1. Caso o medicamento não consiga cobrir os sintomas desejados, ele irá trazer efeitos colaterais desnecessários para a mulher, além de poderem interferir com outros tratamentos para outras doenças. E tudo isso irá se somar aos sintomas da TPM não tratados.

2. Caso os sintomas sejam de outra doença, e não da TPM, esses tratamentos serão inúteis e poderão mascarar um problema maior no corpo da mulher. Muitas doenças, como a depressão, costumam piorar no período pré-menstrual, dando um falso positivo para a TPM.


          A síndrome pré-menstrual apesar de ser muito prevalente entre as mulheres, não pode ser tratada sem seriedade. Esse problema não atinge todas as mulheres, mas pode afetar muito negativamente a vida profissional e pessoal daquelas afetadas. Em períodos de dificuldade, especialmente emocional, uma TPM ignorada pode ser o gatilho para ações impensadas e comprometedoras, ou até mesmo levar a situações de tentativa de suicídio (Mitos e esclarecimentos sobre o suicídio). De fato, um estudo de revisão sistemática e meta-análise publicado em 2021 no periódico Journal of Women's Health (Ref.40) encontrou que mulheres com TPM ou TDPM estão associadas a um maior risco de suicídio quando comparado com mulheres sem distúrbios pré-menstruais. Se você percebe sintomas que estejam incomodando muito o seu bem-estar durante o período pré-menstrual, procure ajuda profissional para o diagnóstico e vias seguras de resolução.
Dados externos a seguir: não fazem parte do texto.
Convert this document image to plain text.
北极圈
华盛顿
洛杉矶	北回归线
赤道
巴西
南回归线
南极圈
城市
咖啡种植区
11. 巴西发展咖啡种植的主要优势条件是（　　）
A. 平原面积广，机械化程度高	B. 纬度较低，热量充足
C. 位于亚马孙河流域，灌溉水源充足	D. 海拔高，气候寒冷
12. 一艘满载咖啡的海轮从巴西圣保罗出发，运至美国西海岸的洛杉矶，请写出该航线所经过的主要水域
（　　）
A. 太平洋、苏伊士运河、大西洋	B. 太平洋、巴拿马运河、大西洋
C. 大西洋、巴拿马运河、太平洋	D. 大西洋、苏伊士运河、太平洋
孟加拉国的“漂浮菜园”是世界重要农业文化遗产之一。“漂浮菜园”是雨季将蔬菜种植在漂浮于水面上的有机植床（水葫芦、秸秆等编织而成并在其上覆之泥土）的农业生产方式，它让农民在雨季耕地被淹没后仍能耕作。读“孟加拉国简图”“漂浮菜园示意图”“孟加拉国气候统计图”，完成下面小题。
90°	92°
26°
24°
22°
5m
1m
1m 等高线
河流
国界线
> Leitura recomendada: Os Copos Menstruais valem a pena?


   COGNIÇÃO E TPM

          É válido mencionar um estudo publicado em 2017 no periódico Frontiers in Behavioral Neuroscience (Ref.30), o qual não encontrou nenhuma relação significativa entre o ciclo menstrual na mulher e impactos em suas funções cognitivas, algo antes comumente pensado estar associado, especialmente na TPM.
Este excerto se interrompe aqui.